I did not inquire any further, but went on preparing the tea. When it was ready I brought it to Aunt Penelope.
”Do you know,” I said, as I poured her out a cup, ”that Jonas says his father is 'serving his time'? What does that mean?”
Aunt Penelope turned red and then white. Then she said, in a curious, restrained sort of voice:
”I wouldn't use that expression if I were you, Heather. It applies to people who are detained in prison.”
”Oh!” I answered. Then I said, in a low tone, ”I am very sorry for Jonas.”
The next day father came back. Ten years is a very long time to have done without seeing your only living parent, and if father had been red and grizzled when last I beheld him, his hair was white now.
Notwithstanding this fact, his eyes were as blue as ever, and he had the same jovial manner. He hugged and hugged me, and pushed me away from him and looked at me again, and then he hugged me once more, and said to Aunt Penelope:
”She does you credit, Penelope. She does, really and truly. When we have smartened her up a bit, and--oh! you know all about it, Penelope--she'll be as fine a girl as I ever saw.”
”I have taught Heather to regard her clothes in the light in which the sacred Isaac Watts spoke of them,” replied Aunt Penelope:
”Why should our garments, made to hide Our parents' shame, provoke our pride?
Let me be dressed fine as I will, Flies, flowers, and moths, exceed me still.”
”That's a very ugly verse, if you will permit me to say so, Penelope,”
remarked my father, and then he dragged me down to sit on his knee.

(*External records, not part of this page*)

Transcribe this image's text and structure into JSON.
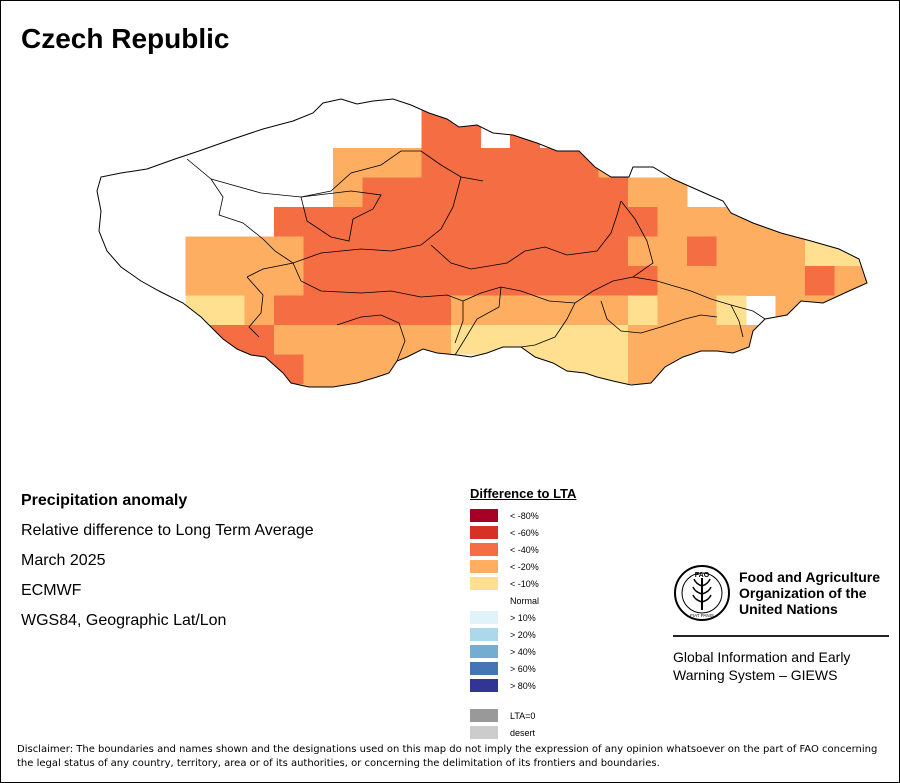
{
  "map": {
    "title": "Czech Republic",
    "colors": {
      "lt80": "#a50026",
      "lt60": "#d73027",
      "lt40": "#f46d43",
      "lt20": "#fdae61",
      "lt10": "#fee090",
      "normal": "#ffffff",
      "gt10": "#e0f3f8",
      "gt20": "#abd9e9",
      "gt40": "#74add1",
      "gt60": "#4575b4",
      "gt80": "#313695",
      "lta0": "#999999",
      "desert": "#cccccc"
    },
    "anomaly_grid_legend_keys": [
      "N",
      "lt10",
      "lt20",
      "lt40",
      "lt60",
      "lt80",
      "gt10",
      "gt20",
      "gt40",
      "gt60",
      "gt80"
    ],
    "anomaly_grid": [
      "..........................................................",
      "..........................................................",
      "..........................................................",
      "...........C.D.................",
      "......CCCCCCCCCCCC...............",
      ".........CCCCCCCCCCCCCBBB.........",
      "...BBBBBBBBCCCCCCCCCCCCCCC.....A.A....",
      "...BBBBBBBCCCCCCCCCCCBBBBBCBBAEEA.......",
      "...BBBBBBBCCCCCCCBBBBBBBBBBBBBBFFFAA....",
      "...CCCCCCCBBBBBBBBBBBBBBBBBBAAAAA.......",
      "....BBBBBBBBBBBBBBBBBBBBBBBBAAAAAA..........",
      ".......EEEEEEEEEEEEEEBBBBBBBBBEEEEEEEE.......",
      ".......EEEEEE.A...BB.EEEEEEEEEFFF........",
      "........EEEEEE.AAAAAAAAEEEEGGGGHHGG.......",
      "...........EEE...AE.....GGGGHHH......."
    ]
  },
  "info": {
    "line1": "Precipitation anomaly",
    "line2": "Relative difference to Long Term Average",
    "line3": "March 2025",
    "line4": "ECMWF",
    "line5": "WGS84, Geographic Lat/Lon"
  },
  "legend": {
    "title": "Difference to LTA",
    "items": [
      {
        "label": "< -80%",
        "color": "#a50026"
      },
      {
        "label": "< -60%",
        "color": "#d73027"
      },
      {
        "label": "< -40%",
        "color": "#f46d43"
      },
      {
        "label": "< -20%",
        "color": "#fdae61"
      },
      {
        "label": "< -10%",
        "color": "#fee090"
      },
      {
        "label": "Normal",
        "color": "#ffffff"
      },
      {
        "label": "> 10%",
        "color": "#e0f3f8"
      },
      {
        "label": "> 20%",
        "color": "#abd9e9"
      },
      {
        "label": "> 40%",
        "color": "#74add1"
      },
      {
        "label": "> 60%",
        "color": "#4575b4"
      },
      {
        "label": "> 80%",
        "color": "#313695"
      },
      {
        "label": "LTA=0",
        "color": "#999999"
      },
      {
        "label": "desert",
        "color": "#cccccc"
      }
    ]
  },
  "fao": {
    "logo_text_top": "FAO",
    "logo_text_bottom": "FIAT PANIS",
    "name1": "Food and Agriculture",
    "name2": "Organization of the",
    "name3": "United Nations",
    "giews1": "Global Information and Early",
    "giews2": "Warning System – GIEWS"
  },
  "disclaimer": "Disclaimer: The boundaries and names shown and the designations used on this map do not imply the expression of any opinion whatsoever on the part of FAO concerning the legal status of any country, territory, area or of its authorities, or concerning the delimitation of its frontiers and boundaries."
}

He was wonderfully like his old self, and yet there was an extraordinary change in him. He used to be--at least the dream-father I had thought of all these years used to be--a very calm, self-contained man, never put out nor wanting in self-possession. But now he started at intervals and had an anxious, almost nervous manner. Aunt Penelope would not allow me to sit long on my father's knee.
”You forget, Heather, that you are not a child,” she said. ”Jump up and attend to the Major's comforts. I do not forget, Major, how particular you used to be about your toast. You were an awful fidget when you were a young man.”
”Ha! ha!” said my father. ”Ha! ha! And I am an awful fidget still, Pen, an awful fidget. But Heather makes good toast; she's a fine girl--that is, she will be, when I have togged her up a bit.”
Here he winked at me, and Aunt Penelope turned aside as though she could scarcely bear the sight. After tea, to my infinite disgust, I was requested to leave the room. I went up to my tiny room, and, to judge from the rise and fall of two voices, an animated discussion was going on downstairs. At the end of half an hour Aunt Penelope called to me to come down. As I entered the room the parrot said, ”Stop knocking at the door!” and my father remarked:
”I wonder, Penelope, you don't choke that bird!” Aunt Penelope turned to me with tears in her eyes.
”Heather, your father wishes you to join him in London at once. He has arranged, however, that you shall spend a certain portion of each year with me.”
”Yes,” remarked my father, ”the dull time in the autumn. You shall always have her back then--that is, until she marries a duke or someone worthy of her.”
”Am I really to go with you, Daddy?” I asked. ”Really and truly?”
”Not to come with me to-night, pretty pet,” he answered, pinching my cheek as he spoke. ”I must find a habitation worthy of my little girl.